I think the short version of the answer is "Tag everything" - doing it on import isn't that painful and means you can finds it later, but going back through gigabytes of history to add the tags is a soul destroying task.
For managing larger collections, 25,000 - 250,000 images, you just can't beat DBGallery (www.DBGallery.com). It's tagging and search support is excellent, and has numerous other tools for organizing a larger collection.
More specifically, here are the main ways this software is used to make larger collection manageable:
1) Logical Views. Explore your collections by year and month, by camera, keywords, photographer, and dozens of others. Basically it slices any data it has on images and lets you explore based on the results.
2) Virtual Sets. Over time most want to have a collection of "greatest skiing photos", or "photos that coulxd go in a calender". Of course copying images around folders is no way to do this. Virtual Collections simply point back to the original photos (they can be called anything, Light Boxes, Buckets, etc.). Doing this has extra goodness because if tags are added to the original photo or the photo is modified the Virtual Set is instantly updated as well.
3) Tagging tools. Examples include Data Templates, editing any number of images at once, and smart options such as a retrieving the data from the previously saved photo via a keystroke.

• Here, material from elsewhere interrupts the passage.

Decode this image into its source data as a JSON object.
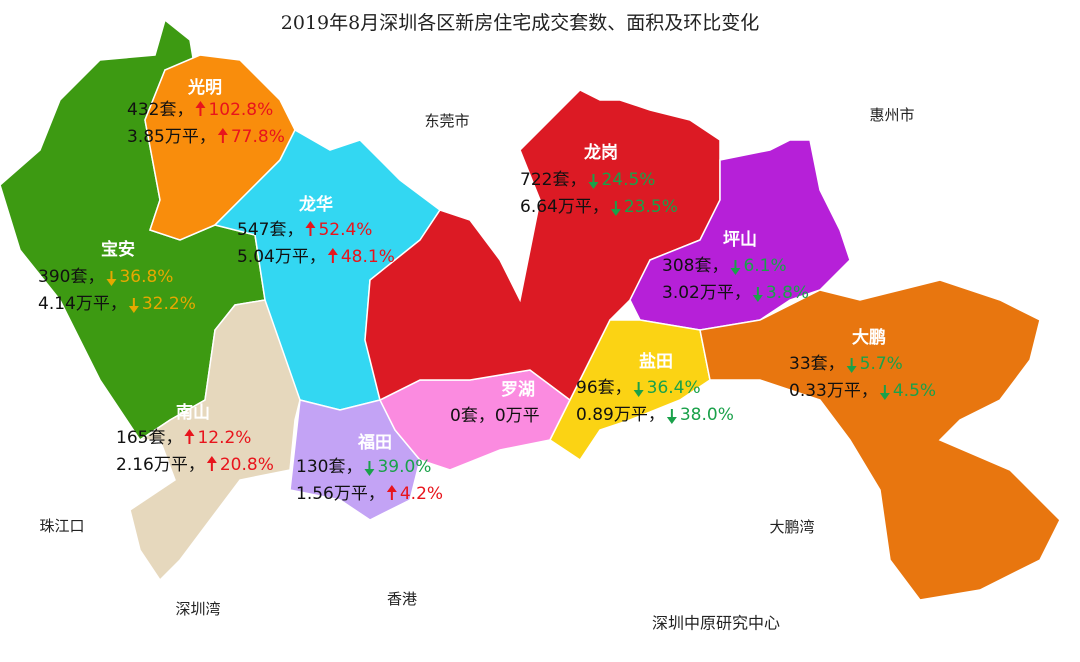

4) Great seach capabilities. Search all data for a photo, fine tune a search by searching jsut specific data fields such keywords/title/author. Also get all photos which were imported, viewed, or last updated recently, e.g. show all photos added in the past week; show all updated today; etc.
5) Will find duplicate images across the entire collection.
6) Has been tested with hundreds of thousands of images.
Also very important: this is an open system, where you can move photos to other tools or stop using DBGallery altogether...your data is still there because it's written directly to the file, not just the database.
Another vote for Adobe Lightroom here. It combines the Adobe Camera Raw processing engine with a powerful backend database to allow you to store your images and more importantly find them again easily. A side benefit is even the processing is stored in the database, you only need to store one copy of each image (the raw) and the processing is applied on the fly.
For Mac users Apple Aperture does much the same thing, but Apple have chosen to price this at about 1/4 of the price of Lightroom, so that is worth a look.
For a more consumer level option Google Picassa also offers cataloguing as well as image processing, it works well, especially considering it is free software.
I created software, the SeaRisen Image Browser to organize and quickly find your images. I too have gigabytes of images and find it a real time saver when looking for particular images, or series of images.
This management is exactly what Lightroom is designed to do. I used to be responsible for document control for a CAD department, and came up with lots of tracking and revision systems. I can say that using Lightroom is the easiest and best way to manage lots of images. I have over 40,000 images organized using Lightroom.
I have mine setup to place the images in the following structure: Year Month Day
Then I add lots of keywords. Using Lightroom I can find pictures quickly and easily. Including ones that are keepers and ones that the electrons can be recycled without missing anything.
Lightroom has a 30 day trial for both Mac and Windows, so you can try it out and see what you think. Adding in the ability to do editing and management just adds to the power of the program.
Well, I think Lightroom is your power answer, but I'm similar in the old fogey category in that I structure on disk. Basically, my layout is:
So, for example, one would be:
I do the numeric/textual month thing for quick glance and sorting. It's been working for me, though it may start to fail if my memory starts to slide. ;)
Before all this digital hype, I stored my slides in boxes after having numbered each of them (from 1 for the very first picture to more than 7000). In a simple text file I carefully noted the index of each slide, where and when it was taken and a little description of the subject.
Finding a picture was (and still is) just a matter of remembering some of these infos (where, when and what) and searching through the file.
In my long process of scanning my slides, I continue to use this text file for feeding infos in the cataloguing software I use (this is iView Media Pro).
For digital photos I use both iView Media Pro and iPhoto.